Bias Fignews

A multilingual corpus of 12,000 Facebook posts fully annotated for bias and propaganda. The corpus was created as part of the FigNews 2024 Shared Task on News Media Narratives for framing the Israeli War on Gaza. It covers various events during the War from October 7, 2023 to January 31, 2024. The corpus comprises 12,000 posts in five languages (Arabic, Hebrew, English, French, and Hindi), with 2,400 posts for each language.

The Distribution of the Bias and Propaganda Classes Across Languages.

Tables below illustrate the distribution of the bias and propaganda classes across languages.

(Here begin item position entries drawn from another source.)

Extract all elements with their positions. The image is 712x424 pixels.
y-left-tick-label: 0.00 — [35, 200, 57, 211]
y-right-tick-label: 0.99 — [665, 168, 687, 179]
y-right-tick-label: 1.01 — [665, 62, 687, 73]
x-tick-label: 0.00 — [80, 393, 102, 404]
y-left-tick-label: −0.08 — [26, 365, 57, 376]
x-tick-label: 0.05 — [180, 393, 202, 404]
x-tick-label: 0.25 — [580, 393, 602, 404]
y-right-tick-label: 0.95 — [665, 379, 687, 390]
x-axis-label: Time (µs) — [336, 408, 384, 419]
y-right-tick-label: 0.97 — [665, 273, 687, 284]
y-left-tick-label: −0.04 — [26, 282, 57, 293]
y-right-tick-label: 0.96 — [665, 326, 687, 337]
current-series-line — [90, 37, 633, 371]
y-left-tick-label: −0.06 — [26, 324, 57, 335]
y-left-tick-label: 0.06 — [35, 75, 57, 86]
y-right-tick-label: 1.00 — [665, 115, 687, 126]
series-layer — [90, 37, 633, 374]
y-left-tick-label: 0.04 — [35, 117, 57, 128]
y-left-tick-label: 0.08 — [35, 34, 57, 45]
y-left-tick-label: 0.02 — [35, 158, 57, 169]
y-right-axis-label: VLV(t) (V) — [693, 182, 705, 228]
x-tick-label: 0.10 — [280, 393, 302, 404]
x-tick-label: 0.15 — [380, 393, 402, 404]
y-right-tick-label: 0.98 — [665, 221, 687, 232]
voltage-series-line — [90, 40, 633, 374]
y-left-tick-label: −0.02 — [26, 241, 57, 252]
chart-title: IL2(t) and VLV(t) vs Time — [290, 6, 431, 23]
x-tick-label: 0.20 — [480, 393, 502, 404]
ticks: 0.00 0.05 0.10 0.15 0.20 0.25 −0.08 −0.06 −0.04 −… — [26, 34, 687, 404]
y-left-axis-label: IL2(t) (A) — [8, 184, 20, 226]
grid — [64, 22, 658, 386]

Class	Ar	En	He	Fr	Hi	Total
Biased Against Palestine	466	514	595	807	534	2916
Biased Against Israel	94	79	23	19	70	285
Biased Against Both	6	7	11	6	14	44
Biased Against Others	42	28	53	39	49	211
Unbiased	1371	1486	1369	1212	1386	6824
Not applicable	49	7	17	20	25	118
Unclear	132	39	92	57	82	402
Total	2160	2160	2160	2160	2160	10800

Table 1 : Distribution of bias classes across languages

Typs of Bias	Ar	En	He	Fr	Hi	Total
Explicit (تحيز صريح)	2093	388	412	563	336	394
Implicit (تحيز ضمني)	1186	269	236	265	217	199
Vague (تحيز مبهم)	211	27	52	59	37	36

Table 2: Types of Bias

Class	Ar	En	He	Fr	Hi	Total
Propaganda	524	679	648	809	673	3333
Not propaganda	1484	1443	1447	1297	1413	7084
Not applicable	48	11	17	16	24	116
Unclear	104	27	48	38	50	267
Total	2160	2160	2160	2160	2160	10800

Table 3: Distribution of propaganda subtask classes across languages

Class	Ar	En	He	Fr	Hi	Total
Propaganda Must be deleted	192	191	266	348	277	1274
Propaganda May be deleted	524	488	382	461	396	2059
Propaganda not to be deleted	451	422	565	648	436	2522

Table 4: Types of Propaganda classes

Table 1 and Table 2 illustrate the distribution of the bias classes and types of bias across languages respectively. Table 1 shows that about 27% of the posts are biased against Palestine and 63% of the posts are unbiased. Most of the bias against Palestine originated from French posts. Table 2 gives more statistics about the types of bias. As shown in this table, most of the posts annotated as Explicit bias are in Hebrew. For propaganda results, Table 3 illustrates the distributions of propaganda classes across languages, which shows that 31% of the posts (3333) are annotated as "Propaganda", and 66% (7084) are "Not Propaganda". The majority of the propaganda originated from French posts. Table 4 illustrates the distribution of the type of propaganda classes among languages. As shown in the table posts that were classified as propaganda must be deleted were in French with 348 posts.

Corpus Download

The data directory in this repo contains four groups of sheets:

(a) Main and IAA-(1..4): These are the annotation sheets.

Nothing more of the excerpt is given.